Lets use strace command to debug this :
$ strace ./test_strace
execve("./test_strace", ["./test_strace"], [/* 39 vars */]) = 0
brk(0) = 0x8a8b000
access("/etc/ld.so.nohwcap", F_OK) = -1 ENOENT (No such file or directory)
mmap2(NULL, 8192, PROT_READ|PROT_WRITE, MAP_PRIVATE|MAP_ANONYMOUS, -1, 0) = 0xb7768000
access("/etc/ld.so.preload", R_OK) = -1 ENOENT (No such file or directory)
open("/etc/ld.so.cache", O_RDONLY|O_CLOEXEC) = 3
fstat64(3, {st_mode=S_IFREG|0644, st_size=71704, ...}) = 0
mmap2(NULL, 71704, PROT_READ, MAP_PRIVATE, 3, 0) = 0xb7756000
close(3) = 0
access("/etc/ld.so.nohwcap", F_OK) = -1 ENOENT (No such file or directory)

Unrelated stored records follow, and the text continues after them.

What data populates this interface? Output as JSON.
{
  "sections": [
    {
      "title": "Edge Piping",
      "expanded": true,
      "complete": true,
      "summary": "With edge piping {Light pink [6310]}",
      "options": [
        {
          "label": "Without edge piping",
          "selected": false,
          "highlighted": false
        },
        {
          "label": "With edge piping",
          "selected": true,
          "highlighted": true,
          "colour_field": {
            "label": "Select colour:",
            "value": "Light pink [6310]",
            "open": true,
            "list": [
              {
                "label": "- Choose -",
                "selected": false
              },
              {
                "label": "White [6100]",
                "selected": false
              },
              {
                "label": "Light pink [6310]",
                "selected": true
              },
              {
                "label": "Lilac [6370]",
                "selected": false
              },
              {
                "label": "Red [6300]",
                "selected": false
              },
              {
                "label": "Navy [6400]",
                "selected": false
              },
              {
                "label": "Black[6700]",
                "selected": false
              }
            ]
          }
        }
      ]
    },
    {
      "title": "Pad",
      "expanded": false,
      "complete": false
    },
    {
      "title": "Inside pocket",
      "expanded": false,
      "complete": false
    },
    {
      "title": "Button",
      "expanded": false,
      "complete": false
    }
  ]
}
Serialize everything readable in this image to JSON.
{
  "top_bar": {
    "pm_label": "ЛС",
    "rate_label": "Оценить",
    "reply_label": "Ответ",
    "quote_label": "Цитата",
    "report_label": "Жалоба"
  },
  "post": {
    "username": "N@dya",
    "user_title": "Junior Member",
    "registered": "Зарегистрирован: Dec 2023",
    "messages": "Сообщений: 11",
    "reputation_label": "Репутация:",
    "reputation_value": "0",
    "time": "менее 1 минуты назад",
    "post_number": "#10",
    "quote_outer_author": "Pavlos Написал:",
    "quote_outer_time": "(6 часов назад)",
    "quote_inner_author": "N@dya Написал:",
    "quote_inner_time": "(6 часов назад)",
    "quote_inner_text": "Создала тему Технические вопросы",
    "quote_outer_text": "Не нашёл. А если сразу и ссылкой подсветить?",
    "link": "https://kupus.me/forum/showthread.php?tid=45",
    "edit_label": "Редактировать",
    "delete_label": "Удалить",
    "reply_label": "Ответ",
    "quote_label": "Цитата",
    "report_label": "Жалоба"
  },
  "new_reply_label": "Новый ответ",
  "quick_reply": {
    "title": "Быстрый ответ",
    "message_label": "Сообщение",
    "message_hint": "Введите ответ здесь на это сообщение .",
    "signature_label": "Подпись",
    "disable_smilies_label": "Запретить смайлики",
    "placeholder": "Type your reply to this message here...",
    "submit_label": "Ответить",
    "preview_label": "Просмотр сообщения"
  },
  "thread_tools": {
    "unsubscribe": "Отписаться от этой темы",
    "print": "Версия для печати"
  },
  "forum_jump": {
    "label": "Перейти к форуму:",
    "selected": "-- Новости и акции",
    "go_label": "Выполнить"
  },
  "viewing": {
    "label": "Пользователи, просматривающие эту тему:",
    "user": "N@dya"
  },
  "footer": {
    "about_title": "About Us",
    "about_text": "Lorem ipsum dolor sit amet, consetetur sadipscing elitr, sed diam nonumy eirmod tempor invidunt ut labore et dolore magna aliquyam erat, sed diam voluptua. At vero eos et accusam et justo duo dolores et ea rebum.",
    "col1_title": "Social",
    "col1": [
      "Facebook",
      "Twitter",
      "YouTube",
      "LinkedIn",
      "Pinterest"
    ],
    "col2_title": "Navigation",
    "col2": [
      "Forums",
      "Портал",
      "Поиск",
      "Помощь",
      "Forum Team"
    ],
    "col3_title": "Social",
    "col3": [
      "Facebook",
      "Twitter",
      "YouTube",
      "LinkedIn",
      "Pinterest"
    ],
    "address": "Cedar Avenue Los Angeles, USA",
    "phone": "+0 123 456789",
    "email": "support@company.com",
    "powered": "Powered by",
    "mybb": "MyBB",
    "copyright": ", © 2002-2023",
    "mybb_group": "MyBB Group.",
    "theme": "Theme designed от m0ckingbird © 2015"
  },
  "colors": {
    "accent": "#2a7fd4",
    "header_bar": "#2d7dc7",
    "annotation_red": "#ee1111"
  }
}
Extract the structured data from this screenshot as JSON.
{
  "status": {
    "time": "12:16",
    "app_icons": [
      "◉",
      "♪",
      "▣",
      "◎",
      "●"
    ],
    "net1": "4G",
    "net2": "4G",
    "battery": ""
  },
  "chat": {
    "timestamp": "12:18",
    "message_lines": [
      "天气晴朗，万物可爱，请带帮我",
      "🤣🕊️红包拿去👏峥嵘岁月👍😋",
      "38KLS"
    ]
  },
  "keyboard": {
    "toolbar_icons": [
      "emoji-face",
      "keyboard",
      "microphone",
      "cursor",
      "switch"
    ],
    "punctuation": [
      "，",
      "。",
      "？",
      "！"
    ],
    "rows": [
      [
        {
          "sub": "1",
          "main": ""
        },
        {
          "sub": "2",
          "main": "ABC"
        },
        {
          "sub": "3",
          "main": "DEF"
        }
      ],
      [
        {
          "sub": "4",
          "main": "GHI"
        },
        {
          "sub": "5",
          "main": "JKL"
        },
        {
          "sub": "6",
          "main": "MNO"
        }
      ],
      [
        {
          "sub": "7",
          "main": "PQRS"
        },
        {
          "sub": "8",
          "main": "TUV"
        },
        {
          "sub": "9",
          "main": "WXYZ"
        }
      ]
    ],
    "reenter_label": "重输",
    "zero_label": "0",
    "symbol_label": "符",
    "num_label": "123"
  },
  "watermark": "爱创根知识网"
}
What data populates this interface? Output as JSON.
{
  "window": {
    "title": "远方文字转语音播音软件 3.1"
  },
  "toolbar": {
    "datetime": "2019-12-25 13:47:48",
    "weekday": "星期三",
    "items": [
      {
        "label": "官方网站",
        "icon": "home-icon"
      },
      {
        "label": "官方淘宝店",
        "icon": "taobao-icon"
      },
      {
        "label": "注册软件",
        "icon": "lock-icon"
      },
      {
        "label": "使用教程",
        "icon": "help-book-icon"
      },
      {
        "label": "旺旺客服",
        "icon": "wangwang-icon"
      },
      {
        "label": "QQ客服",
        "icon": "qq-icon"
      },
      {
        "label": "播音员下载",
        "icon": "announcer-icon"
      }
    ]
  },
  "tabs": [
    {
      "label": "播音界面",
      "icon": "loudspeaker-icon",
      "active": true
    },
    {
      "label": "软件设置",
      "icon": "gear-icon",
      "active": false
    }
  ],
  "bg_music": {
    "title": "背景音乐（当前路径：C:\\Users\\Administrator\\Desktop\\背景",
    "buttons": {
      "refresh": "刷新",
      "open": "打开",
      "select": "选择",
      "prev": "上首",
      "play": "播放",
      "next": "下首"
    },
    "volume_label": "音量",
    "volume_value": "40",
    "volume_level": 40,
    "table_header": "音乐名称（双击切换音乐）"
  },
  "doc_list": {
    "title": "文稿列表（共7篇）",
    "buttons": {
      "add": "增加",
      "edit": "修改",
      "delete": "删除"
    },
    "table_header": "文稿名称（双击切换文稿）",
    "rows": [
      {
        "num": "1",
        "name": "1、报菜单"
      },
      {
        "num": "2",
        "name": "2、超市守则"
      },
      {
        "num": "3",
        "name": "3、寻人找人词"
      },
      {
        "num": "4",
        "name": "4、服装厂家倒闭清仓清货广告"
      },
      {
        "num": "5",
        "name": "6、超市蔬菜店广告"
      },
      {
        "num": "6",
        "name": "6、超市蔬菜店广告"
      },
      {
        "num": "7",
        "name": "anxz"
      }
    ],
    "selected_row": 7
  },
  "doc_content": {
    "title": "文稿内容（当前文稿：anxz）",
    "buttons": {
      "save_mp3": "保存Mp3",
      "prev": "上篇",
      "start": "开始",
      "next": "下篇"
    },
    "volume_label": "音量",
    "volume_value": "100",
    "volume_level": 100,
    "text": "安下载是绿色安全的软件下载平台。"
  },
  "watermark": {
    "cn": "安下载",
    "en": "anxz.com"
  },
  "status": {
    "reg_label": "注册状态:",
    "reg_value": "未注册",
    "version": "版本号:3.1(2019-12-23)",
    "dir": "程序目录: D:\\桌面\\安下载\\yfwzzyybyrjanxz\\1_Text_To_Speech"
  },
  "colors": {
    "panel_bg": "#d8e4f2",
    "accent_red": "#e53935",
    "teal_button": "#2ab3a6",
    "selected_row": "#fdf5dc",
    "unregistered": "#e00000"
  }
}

open("/lib/i386-linux-gnu/libc.so.6", O_RDONLY|O_CLOEXEC) = 3
read(3, "\177ELF\1\1\1\0\0\0\0\0\0\0\0\0\3\0\3\0\1\0\0\0000\226\1\0004\0\0\0"..., 512) = 512
fstat64(3, {st_mode=S_IFREG|0755, st_size=1730024, ...}) = 0
mmap2(NULL, 1743580, PROT_READ|PROT_EXEC, MAP_PRIVATE|MAP_DENYWRITE, 3, 0) = 0xb75ac000
mprotect(0xb774f000, 4096, PROT_NONE) = 0
mmap2(0xb7750000, 12288, PROT_READ|PROT_WRITE, MAP_PRIVATE|MAP_FIXED|MAP_DENYWRITE, 3, 0x1a3) = 0xb7750000
mmap2(0xb7753000, 10972, PROT_READ|PROT_WRITE, MAP_PRIVATE|MAP_FIXED|MAP_ANONYMOUS, -1, 0) = 0xb7753000
close(3) = 0
mmap2(NULL, 4096, PROT_READ|PROT_WRITE, MAP_PRIVATE|MAP_ANONYMOUS, -1, 0) = 0xb75ab000
set_thread_area({entry_number:-1 -> 6, base_addr:0xb75ab900, limit:1048575, seg_32bit:1, contents:0, read_exec_only:0, limit_in_pages:1, seg_not_present:0, useable:1}) = 0
mprotect(0xb7750000, 8192, PROT_READ) = 0
mprotect(0x8049000, 4096, PROT_READ) = 0
mprotect(0xb778b000, 4096, PROT_READ) = 0
munmap(0xb7756000, 71704) = 0
brk(0) = 0x8a8b000
brk(0x8aac000) = 0x8aac000
open("MyLinuxBook", O_RDONLY) = -1 ENOENT (No such file or directory)
fstat64(1, {st_mode=S_IFCHR|0620, st_rdev=makedev(136, 4), ...}) = 0
mmap2(NULL, 4096, PROT_READ|PROT_WRITE, MAP_PRIVATE|MAP_ANONYMOUS, -1, 0) = 0xb7767000
write(1, "\n", 1
) = 1
write(1, " program failed\n", 16 program failed
) = 16
exit_group(0)
When you analyse the output of the strace command, you will see that the open() system call failed to open file ‘MyLinuxBook’ with error ‘No such file or directory’. So now you check the file ‘MyLinuxBook’ in current directory and you will see that because this file does not exist so the program failed.
This was a small demo as to how strace helps to debug problems. Many complex problems can be sorted out using Linux strace command.